Parole board denies fraud offender trip to Mexico

- ANDREW DUFFY Victoria Times Colonist

Ian Thow will not be going to Mexico after all.

The Parole Board of Canada has changed its mind and denied the fraud offender a trip to Mexico for a family member’s wedding.

In refusing to authorize out-of-country travel, the board cited the lack of genuine remorse displayed by Thow for his crimes and the possibilit­y such a trip would increase his risk to reoffend.

“Based primarily on your ongoing manipulati­ve and egocentric behaviour, decisions that appear to be contrary to genuine remorse and which are consistent with an ongoing callous attitude … the Board concludes that travel to Mexico will increase your risk to reoffend to an undue level,” the board wrote in its decision.

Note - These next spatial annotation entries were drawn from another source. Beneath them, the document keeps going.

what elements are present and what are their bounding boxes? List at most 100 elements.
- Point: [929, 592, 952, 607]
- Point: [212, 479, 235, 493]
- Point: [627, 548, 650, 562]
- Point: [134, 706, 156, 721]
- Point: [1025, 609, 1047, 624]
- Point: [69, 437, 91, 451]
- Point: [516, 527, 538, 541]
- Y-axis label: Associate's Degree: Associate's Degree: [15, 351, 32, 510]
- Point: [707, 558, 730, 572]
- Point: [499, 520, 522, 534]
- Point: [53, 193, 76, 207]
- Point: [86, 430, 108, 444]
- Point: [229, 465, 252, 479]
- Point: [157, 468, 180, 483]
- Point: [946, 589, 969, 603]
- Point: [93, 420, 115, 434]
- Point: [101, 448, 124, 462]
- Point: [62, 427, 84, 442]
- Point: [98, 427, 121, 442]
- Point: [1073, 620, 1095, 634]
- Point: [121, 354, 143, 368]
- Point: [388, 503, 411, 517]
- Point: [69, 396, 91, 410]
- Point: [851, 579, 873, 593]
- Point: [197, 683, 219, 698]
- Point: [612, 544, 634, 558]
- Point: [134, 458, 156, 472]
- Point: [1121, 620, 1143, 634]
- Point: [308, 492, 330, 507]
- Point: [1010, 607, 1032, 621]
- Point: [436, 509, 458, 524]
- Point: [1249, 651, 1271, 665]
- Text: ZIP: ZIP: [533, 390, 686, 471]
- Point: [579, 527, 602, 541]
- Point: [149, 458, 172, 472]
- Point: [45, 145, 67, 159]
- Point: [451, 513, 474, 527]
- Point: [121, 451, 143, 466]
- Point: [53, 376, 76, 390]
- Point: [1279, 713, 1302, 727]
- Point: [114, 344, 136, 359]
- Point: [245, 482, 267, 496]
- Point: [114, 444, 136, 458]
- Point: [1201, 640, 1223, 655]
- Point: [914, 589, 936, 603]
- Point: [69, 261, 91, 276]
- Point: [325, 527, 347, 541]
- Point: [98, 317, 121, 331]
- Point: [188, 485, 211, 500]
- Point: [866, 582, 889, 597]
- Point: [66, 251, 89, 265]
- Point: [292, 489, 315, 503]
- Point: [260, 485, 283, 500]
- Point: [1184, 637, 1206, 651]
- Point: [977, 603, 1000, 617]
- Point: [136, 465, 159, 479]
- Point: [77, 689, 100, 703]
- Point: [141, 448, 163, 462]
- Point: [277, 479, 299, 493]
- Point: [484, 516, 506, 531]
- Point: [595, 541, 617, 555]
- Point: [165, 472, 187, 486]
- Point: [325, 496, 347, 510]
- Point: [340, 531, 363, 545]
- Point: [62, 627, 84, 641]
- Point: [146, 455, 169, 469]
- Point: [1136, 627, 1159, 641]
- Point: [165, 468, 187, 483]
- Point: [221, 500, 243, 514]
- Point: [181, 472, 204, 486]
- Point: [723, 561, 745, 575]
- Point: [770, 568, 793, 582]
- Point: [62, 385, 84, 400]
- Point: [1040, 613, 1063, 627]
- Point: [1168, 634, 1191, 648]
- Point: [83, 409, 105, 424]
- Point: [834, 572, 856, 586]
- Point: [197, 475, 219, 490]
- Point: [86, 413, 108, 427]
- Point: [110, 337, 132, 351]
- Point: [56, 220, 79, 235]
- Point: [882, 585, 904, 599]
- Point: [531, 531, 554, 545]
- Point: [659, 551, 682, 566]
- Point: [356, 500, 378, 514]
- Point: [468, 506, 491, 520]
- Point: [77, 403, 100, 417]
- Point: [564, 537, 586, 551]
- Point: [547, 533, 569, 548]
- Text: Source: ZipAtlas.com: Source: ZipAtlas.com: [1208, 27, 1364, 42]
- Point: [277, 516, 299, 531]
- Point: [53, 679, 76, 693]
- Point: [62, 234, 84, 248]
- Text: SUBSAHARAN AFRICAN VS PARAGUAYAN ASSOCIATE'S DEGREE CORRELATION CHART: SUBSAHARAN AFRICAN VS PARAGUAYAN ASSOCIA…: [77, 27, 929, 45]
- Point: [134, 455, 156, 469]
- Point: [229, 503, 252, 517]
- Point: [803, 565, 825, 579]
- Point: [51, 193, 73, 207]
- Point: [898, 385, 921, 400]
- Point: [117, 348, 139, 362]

Thow, who worked as an investment adviser in Victoria, was convicted in 2010 of defrauding 20 former clients of $8 million.

He was released from prison in October 2012 after serving less than a third of a nine-year prison sentence. His parole runs until March 3, 2017.

The parole board also cited lack of confirmati­on that the Mexican government would accept Thow — his fraud offences meet the Mexican criteria for refusal of entry — and his history of fleeing Canada after he was charged.

In March 2014, the board confirmed that it had authorized out-of-country leave for Thow to attend a wedding in October 2014.

A hurricane forced the wedding to be postponed until February 2015, and it appears Thow’s behaviour over the last year was enough to convince the board to change its mind when it considered his new applicatio­n for travel.

Since being granted full parole in the fall of 2012, Thow has changed jobs twice. The board also took issue with Thow’s requests to extend stays in Mexico. What was initially to be a seven-day trip, paid for by his family, was extended to nine and, most recently, he had requested 10 days for the February wedding.